45. The method of claim 44, wherein the metal oxide dielectric layer comprises a first dielectric layer and wherein the method further comprises, between injecting ions and rapid thermal annealing, forming a second dielectric layer on the metal oxide dielectric layer, the second dielectric layer comprising a metal oxide, and wherein the second dielectric layer has a thickness of less than about 10 nm.

46. A gate structure for an integrated circuit device, comprising: an integrated circuit substrate;a metal oxide dielectric layer on the substrate, the metal oxide dielectric layer including a tunnel dielectric layer on the substrate, a charge storing layer including a plurality of discrete nano-crystals of a selected element from group 4 of the periodic table and having a thermal diffusivity of less than about 0.5 centimeters per second (cm2/s) on the tunnel dielectric layer and a capping dielectric layer on the charge storing layer; anda gate electrode layer on the capping dielectric layer.

47. The gate structure of claim 46, wherein the metal oxide dielectric layer comprises a first dielectric layer and wherein the gate structure further comprises a second dielectric layer interposed between the capping dielectric layer and the gate electrode layer, the second dielectric layer comprising a metal oxide and having a thickness of less than about 10 nm.

48. The gate structure of claim 47, wherein the first dielectric layer has a thickness of no more than about 20 nm.

49. The gate structure of claim 47, wherein the first and second dielectric layers comprise an oxide and/or oxynitride of aluminum, hafnium, titanium, zirconium, scandium, yttrium and/or lanthanum.

50. The gate structure of claim 46, wherein the tunnel dielectric layer has a thickness of no more than about 9 mm.

51. The gate structure of claim 46, wherein the nano crystals have a diameter from about 1 nm to about 7 nm and a spacing between ones of the nano crystals is between about 1 nm and about 7 nm.

52. The gate structure of claim 46 wherein the charge storing region includes a multi-layer structure of overlapping ones of the discrete charge storing nano crystals.

53. The gate structure of claim 46, wherein the integrated circuit device comprises a non-volatile memory device or a dynamic random access memory (DRAM).

54. The gate structure of claim 46, wherein the integrated circuit device comprises a flash memory device and wherein the charge storing region comprises a floating gate of a cell of the flash memory device.

55. A memory cell including the gate structure of claim 46, the memory cell further comprising a common gate on a gate dielectric layer on the substrate and wherein the metal oxide dielectric layer extends along sidewalls of the common gate electrode and on a channel portion of the substrate proximate respective sides of the common gate and wherein the memory cell further includes sidewall gates on the metal oxide dielectric layer proximate the respective sides of the common gate and extending over the channel portion.

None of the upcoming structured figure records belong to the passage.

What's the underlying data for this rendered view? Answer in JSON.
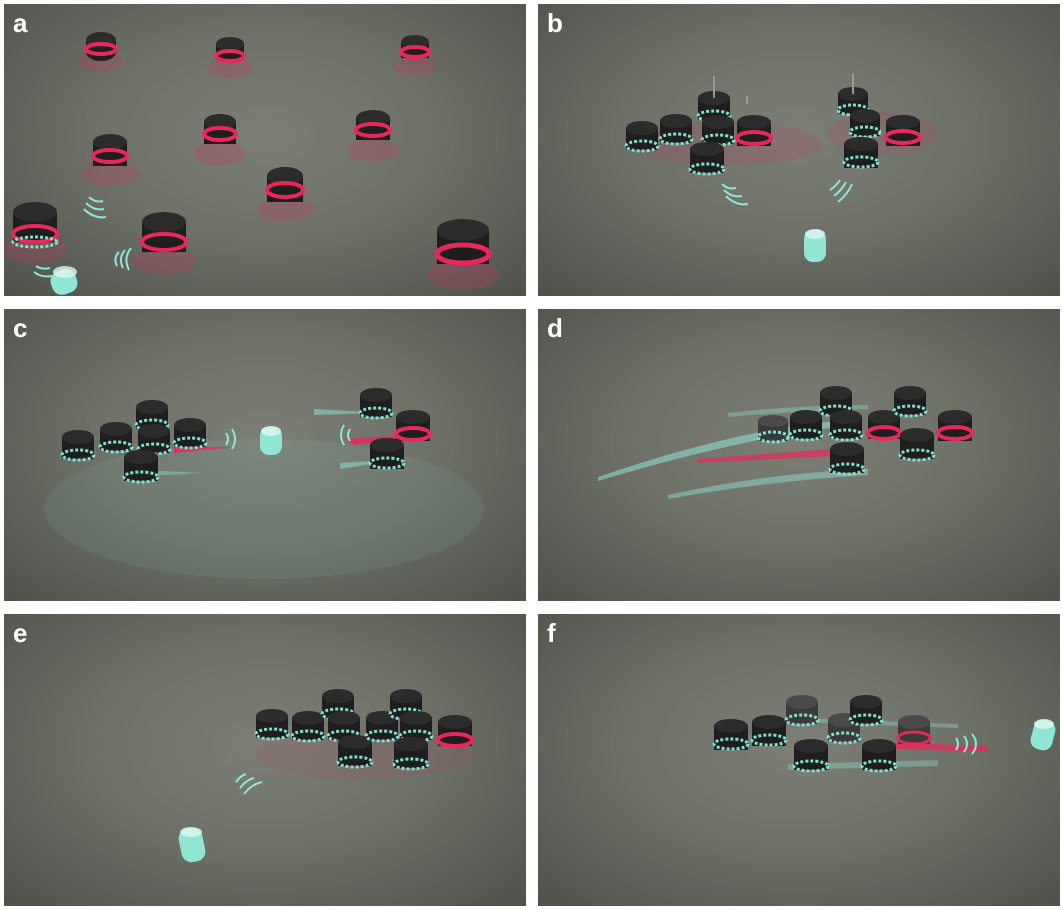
{
  "panels": [
    {
      "id": "a",
      "label": "a"
    },
    {
      "id": "b",
      "label": "b"
    },
    {
      "id": "c",
      "label": "c"
    },
    {
      "id": "d",
      "label": "d"
    },
    {
      "id": "e",
      "label": "e"
    },
    {
      "id": "f",
      "label": "f"
    }
  ],
  "colors": {
    "floor": "#6e7168",
    "robot_body": "#1e1e1e",
    "ring_red": "#e8285a",
    "ring_cyan": "#7fe0cf",
    "beacon": "#8fe6d5",
    "label": "#ffffff"
  }
}
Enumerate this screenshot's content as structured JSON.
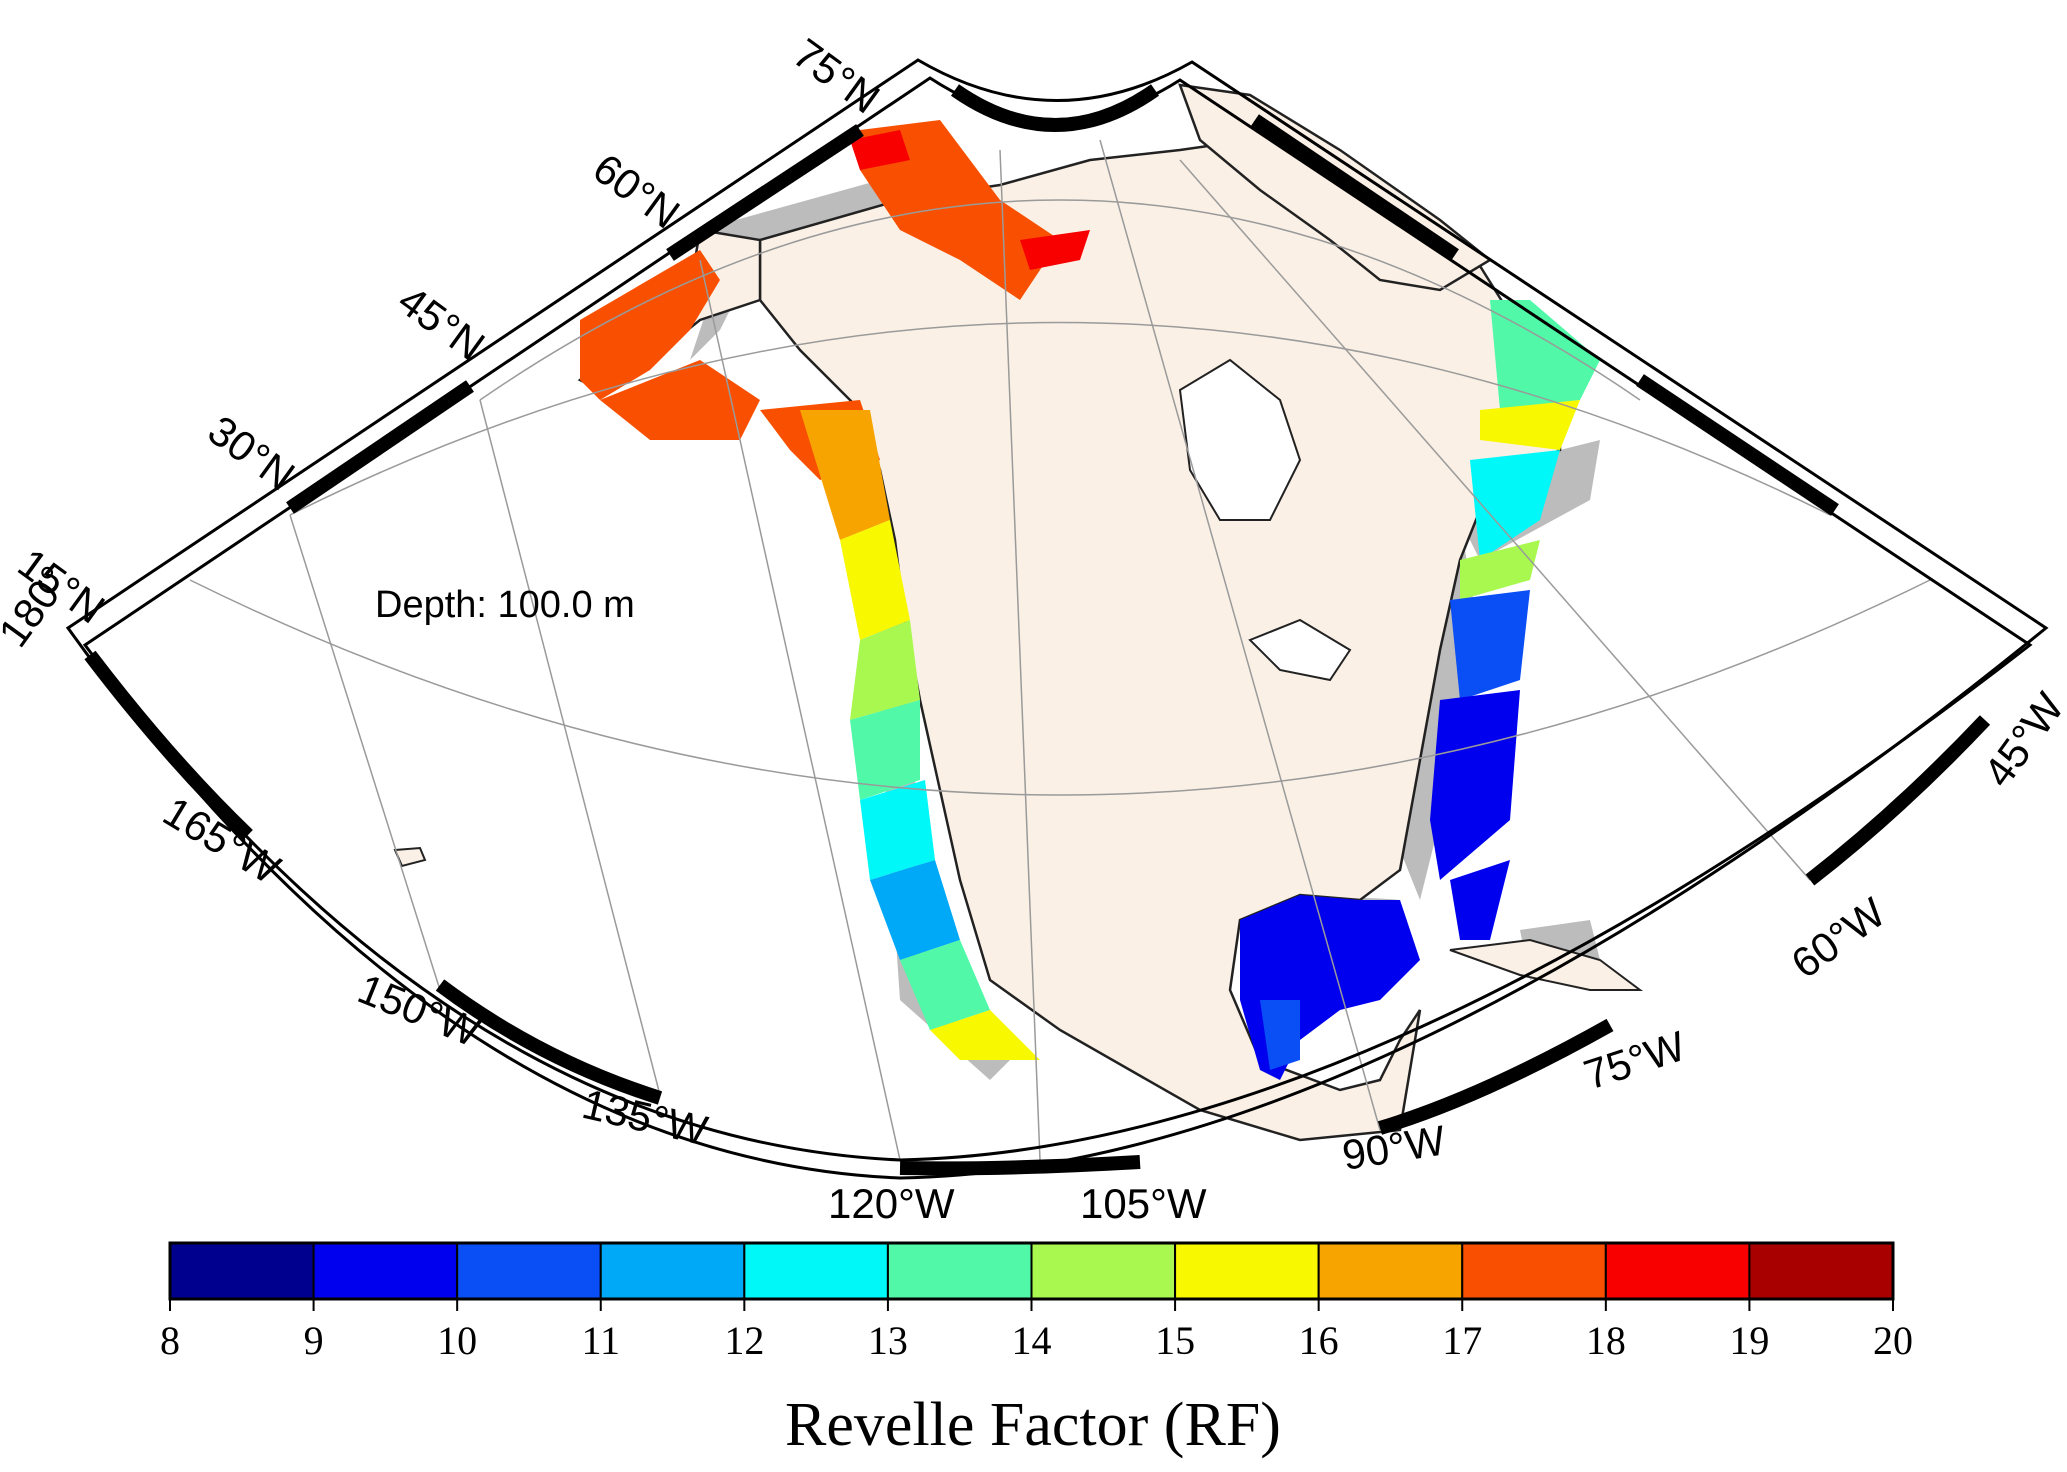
{
  "annotation": {
    "depth_label": "Depth: 100.0 m"
  },
  "map": {
    "lat_labels": [
      "75°N",
      "60°N",
      "45°N",
      "30°N",
      "15°N"
    ],
    "lon_labels": [
      "180°",
      "165°W",
      "150°W",
      "135°W",
      "120°W",
      "105°W",
      "90°W",
      "75°W",
      "60°W",
      "45°W"
    ],
    "colors": {
      "land": "#faf0e6",
      "shelf": "#bcbcbc",
      "coast": "#222222",
      "grid": "#9a9a9a",
      "frame": "#000000"
    }
  },
  "colorbar": {
    "title": "Revelle Factor (RF)",
    "ticks": [
      "8",
      "9",
      "10",
      "11",
      "12",
      "13",
      "14",
      "15",
      "16",
      "17",
      "18",
      "19",
      "20"
    ],
    "colors": [
      "#00008f",
      "#0000ee",
      "#0a4ef5",
      "#00a8f8",
      "#00f8f8",
      "#50f8a8",
      "#a8f850",
      "#f8f800",
      "#f8a400",
      "#f85000",
      "#f80000",
      "#a80000"
    ]
  }
}
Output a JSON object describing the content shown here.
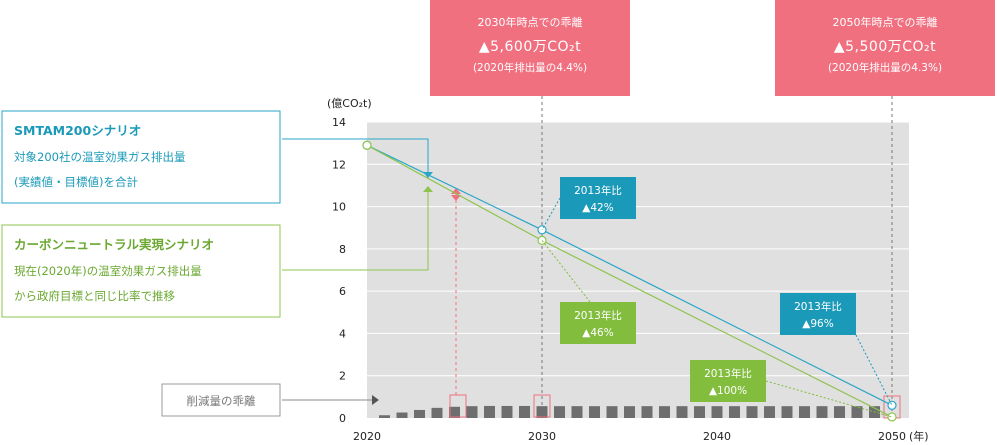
{
  "chart_data": {
    "type": "line",
    "ylabel": "(億CO₂t)",
    "xlabel": "(年)",
    "xlim": [
      2020,
      2050
    ],
    "ylim": [
      0,
      14
    ],
    "yticks": [
      0,
      2,
      4,
      6,
      8,
      10,
      12,
      14
    ],
    "xticks": [
      "2020",
      "2030",
      "2040",
      "2050"
    ],
    "series": [
      {
        "name": "SMTAM200シナリオ",
        "x": [
          2020,
          2030,
          2050
        ],
        "values": [
          12.9,
          8.9,
          0.6
        ],
        "color": "#2aa6c7"
      },
      {
        "name": "カーボンニュートラル実現シナリオ",
        "x": [
          2020,
          2030,
          2050
        ],
        "values": [
          12.9,
          8.4,
          0.05
        ],
        "color": "#8dc44e"
      },
      {
        "name": "削減量の乖離",
        "type": "bar",
        "x": [
          2021,
          2022,
          2023,
          2024,
          2025,
          2026,
          2027,
          2028,
          2029,
          2030,
          2031,
          2032,
          2033,
          2034,
          2035,
          2036,
          2037,
          2038,
          2039,
          2040,
          2041,
          2042,
          2043,
          2044,
          2045,
          2046,
          2047,
          2048,
          2049
        ],
        "values": [
          0.13,
          0.26,
          0.38,
          0.48,
          0.53,
          0.56,
          0.57,
          0.57,
          0.57,
          0.56,
          0.56,
          0.56,
          0.56,
          0.56,
          0.56,
          0.56,
          0.56,
          0.56,
          0.56,
          0.56,
          0.56,
          0.56,
          0.56,
          0.56,
          0.56,
          0.56,
          0.56,
          0.56,
          0.56
        ],
        "color": "#6e6e6e"
      }
    ]
  },
  "legend": {
    "smtam": {
      "title": "SMTAM200シナリオ",
      "line1": "対象200社の温室効果ガス排出量",
      "line2": "(実績値・目標値)を合計"
    },
    "cn": {
      "title": "カーボンニュートラル実現シナリオ",
      "line1": "現在(2020年)の温室効果ガス排出量",
      "line2": "から政府目標と同じ比率で推移"
    },
    "gap": {
      "title": "削減量の乖離"
    }
  },
  "callouts": [
    {
      "title": "2030年時点での乖離",
      "value": "▲5,600万CO₂t",
      "note": "(2020年排出量の4.4%)"
    },
    {
      "title": "2050年時点での乖離",
      "value": "▲5,500万CO₂t",
      "note": "(2020年排出量の4.3%)"
    }
  ],
  "tags": [
    {
      "line1": "2013年比",
      "line2": "▲42%",
      "color": "#1a9ab8"
    },
    {
      "line1": "2013年比",
      "line2": "▲46%",
      "color": "#82bd3e"
    },
    {
      "line1": "2013年比",
      "line2": "▲96%",
      "color": "#1a9ab8"
    },
    {
      "line1": "2013年比",
      "line2": "▲100%",
      "color": "#82bd3e"
    }
  ]
}
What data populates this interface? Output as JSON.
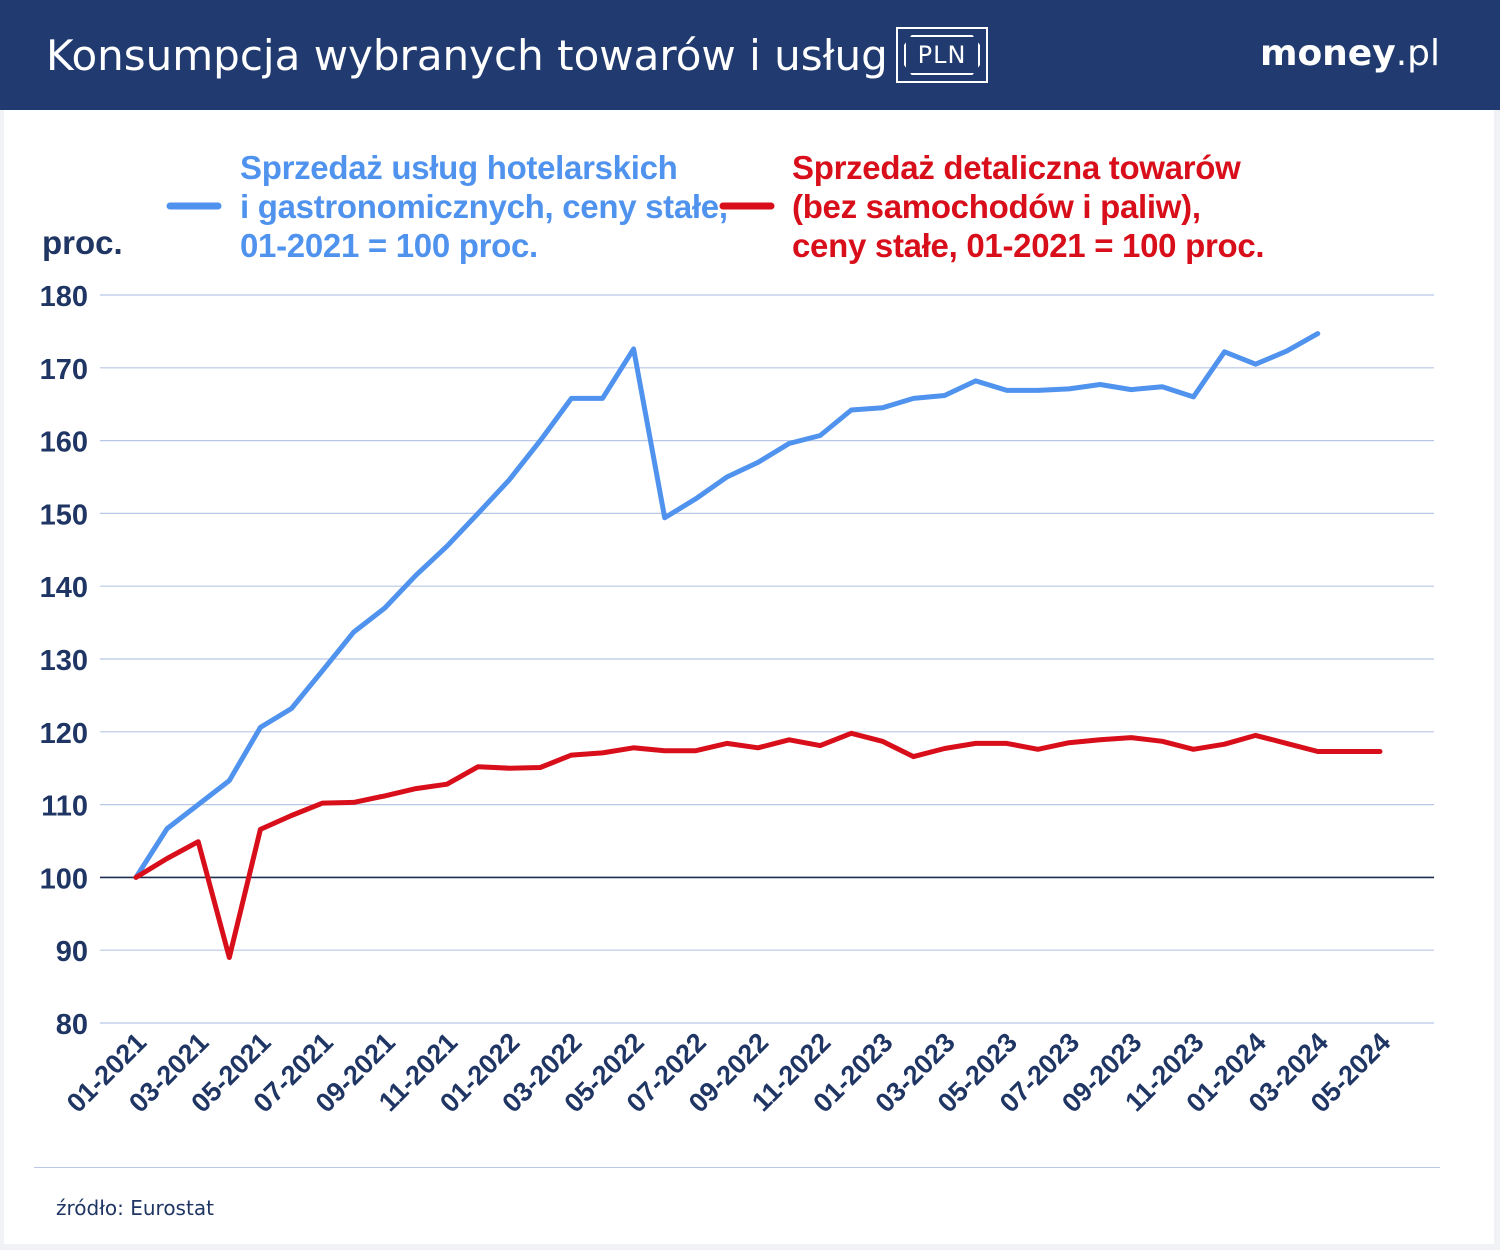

56. A memory cell including the gate structure of claim 46, the memory cell further comprising a channel region including a recess region and a step region adjacent the recess region extending between a source and a drain region in the substrate and wherein the metal oxide dielectric layer extends along the channel region including the recess region and the step region.

57. The memory cell of claim 56, wherein the recess region has a rounded portion.